General Value Investing:
To give you an idea of strategies out there and how things work.  Start here if you're new.
  • Joe Ponzio: F Wall Street
    • This will always be my first love of books and I recommend this to people who ask me how to invest or what stocks are.  The first book I read that laid out an equation with buy and sell points.  He relies on a DCF valuation which I don't do anymore but the book does a great job of just showing you that you can do it.  
  • Joel Greenblatt: The Little Book that Beats the Market
    • Great quick read showing how a simple formula can beat the averages.  Excellent book for beginners.  Block out the noise.  Focus on the numbers.  Just a simple price ratio and some patience will do you well.  
  • Joel Greenblatt: You can be a Stock Market Genius
    • This famous book is also excellent.  A must read.  Greenblatt pounds into you the idea of looking for inflection points.  Change creates opportunity.  Search for disruption and non-linearities.  

Charting:
Many in the value investing world shun charting.  Humans have this need to pick a side, form teams, and boo the opposition.  Technical analysis is the study of crowd behavior, it's human emotion and decision making, it's the belief in history repeating itself.  Give charting it's due respect and you might learn something beneficial.  There are super intense charting books out there with all sorts of crazy formations and too much for me to remember.  I stick to support, resistance, and trends.  
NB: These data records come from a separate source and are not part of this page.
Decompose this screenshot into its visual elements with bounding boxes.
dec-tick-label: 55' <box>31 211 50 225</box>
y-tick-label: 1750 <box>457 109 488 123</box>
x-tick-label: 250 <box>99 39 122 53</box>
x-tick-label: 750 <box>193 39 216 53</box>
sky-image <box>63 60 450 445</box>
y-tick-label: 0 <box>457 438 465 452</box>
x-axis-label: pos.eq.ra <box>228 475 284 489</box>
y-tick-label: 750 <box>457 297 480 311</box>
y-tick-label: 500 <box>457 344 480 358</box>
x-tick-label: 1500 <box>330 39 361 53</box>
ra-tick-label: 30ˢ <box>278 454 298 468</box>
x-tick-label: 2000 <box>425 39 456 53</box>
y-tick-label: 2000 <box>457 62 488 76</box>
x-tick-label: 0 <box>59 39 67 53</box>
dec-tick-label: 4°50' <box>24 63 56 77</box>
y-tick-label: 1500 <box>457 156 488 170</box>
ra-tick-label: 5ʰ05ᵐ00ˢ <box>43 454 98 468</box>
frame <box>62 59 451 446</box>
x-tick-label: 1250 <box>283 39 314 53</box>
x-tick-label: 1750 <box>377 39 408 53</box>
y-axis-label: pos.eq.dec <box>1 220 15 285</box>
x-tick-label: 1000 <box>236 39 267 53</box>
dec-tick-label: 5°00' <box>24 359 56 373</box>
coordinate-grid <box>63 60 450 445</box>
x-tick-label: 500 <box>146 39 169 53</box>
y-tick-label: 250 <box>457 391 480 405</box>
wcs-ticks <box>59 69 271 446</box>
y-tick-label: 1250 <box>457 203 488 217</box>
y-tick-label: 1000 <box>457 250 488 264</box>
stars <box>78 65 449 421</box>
  • Ted Warren: How to Make the Stock Market Make Money for You
    • One of the only books I've read more than once.  It just fits so well.  I love the explanations, style, and long term view.  If you read this you will see Ted in my posts.  He uses very long 10-20-30 year charts to make decisions.  Everything is based on his belief there are manipulators behind the stocks and he is riding their wave.  When to buy and when to sell.  
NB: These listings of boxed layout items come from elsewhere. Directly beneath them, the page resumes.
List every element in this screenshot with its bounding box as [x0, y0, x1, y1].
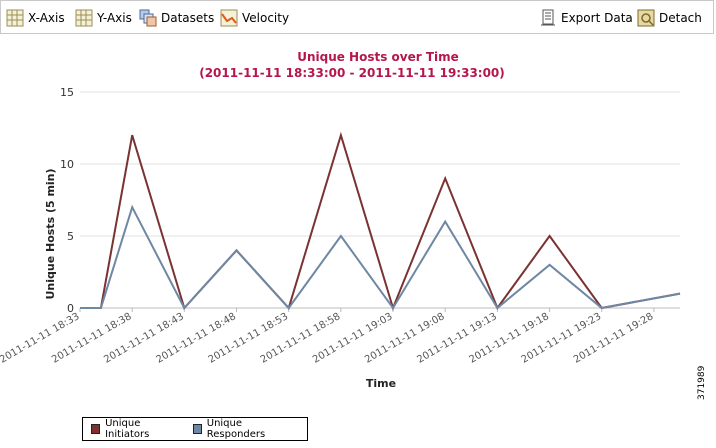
export-icon: [541, 9, 555, 26]
legend-item-responders[interactable]: Unique Responders: [192, 418, 293, 440]
export-data-button[interactable]: Export Data: [539, 7, 633, 29]
velocity-icon: [220, 9, 238, 27]
series-line-responders: [80, 204, 681, 310]
figure-id: 371989: [697, 365, 707, 400]
y-axis-button[interactable]: Y-Axis: [75, 7, 132, 29]
line-chart: Unique Hosts over Time (2011-11-11 18:33…: [0, 50, 681, 390]
detach-label: Detach: [659, 11, 702, 25]
y-tick-label: 0: [67, 302, 74, 315]
legend-label: Unique Responders: [206, 418, 266, 440]
velocity-label: Velocity: [242, 11, 290, 25]
chart-area: Unique Hosts over Time (2011-11-11 18:33…: [0, 34, 716, 444]
toolbar: X-Axis Y-Axis Datasets Velocity Export D…: [0, 0, 714, 34]
grid-icon: [75, 9, 93, 27]
y-tick-label: 15: [60, 86, 74, 99]
detach-icon: [637, 9, 655, 27]
detach-button[interactable]: Detach: [637, 7, 702, 29]
grid-icon: [6, 9, 24, 27]
legend-swatch: [91, 424, 101, 434]
y-tick-label: 10: [60, 158, 74, 171]
x-axis-label: X-Axis: [28, 11, 65, 25]
chart-title: Unique Hosts over Time: [297, 50, 459, 64]
y-axis-label: Y-Axis: [97, 11, 132, 25]
legend-swatch: [192, 424, 202, 434]
export-data-label: Export Data: [561, 11, 633, 25]
y-axis-title: Unique Hosts (5 min): [44, 168, 57, 299]
legend-item-initiators[interactable]: Unique Initiators: [91, 418, 179, 440]
velocity-button[interactable]: Velocity: [220, 7, 289, 29]
chart-subtitle: (2011-11-11 18:33:00 - 2011-11-11 19:33:…: [199, 66, 505, 80]
chart-legend: Unique Initiators Unique Responders: [82, 417, 308, 441]
series-line-initiators: [80, 131, 681, 312]
datasets-button[interactable]: Datasets: [139, 7, 214, 29]
legend-label: Unique Initiators: [105, 418, 150, 440]
x-axis-button[interactable]: X-Axis: [6, 7, 65, 29]
datasets-icon: [139, 9, 157, 27]
x-axis-title: Time: [366, 377, 396, 390]
y-tick-label: 5: [67, 230, 74, 243]
datasets-label: Datasets: [161, 11, 215, 25]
  • Richard Evans: Finding Winners Among Depressed and Low-Price Stocks
    • Great book that shows you charting applied to low priced stocks.  Many of my decisions are mirrored here.  Simple charting: support, resistance, trends, accumulation, distribution.  There's not much talk on buying and selling with more focus more chart explanations.  

What style should you adopt:
These books back up the style I have: go small and illiquid and hated and forgotten.  Fish in the right pond.  
  • Tweedy Browne: What has Worked in Investing
    • You can get this free as a pdf online.  It's a summary of many studies showing what returns come from different investment styles.  My takeaway is you should go as small and illiquid as you can.  Buying stocks that are cheap versus the numbers works.  Price/Book, Price/Earnings, Price/Revenue.  This was one of those things that pushed me further into the style I have now: don't spend too much time on decisions if the numbers show it's cheap.  Don't make things more complicated than they have to be.  
  • Richard Evans: Finding Winners Among Depressed and Low-Price Stocks
    • The first couple chapters go through reasons for investing in the depressed and low-priced area.  Past losers consistently outperform past winners.  Lower absolute priced stocks perform better than higher.  This book reinforces my buying of the ugly, out of favor stocks left in the gutter to die.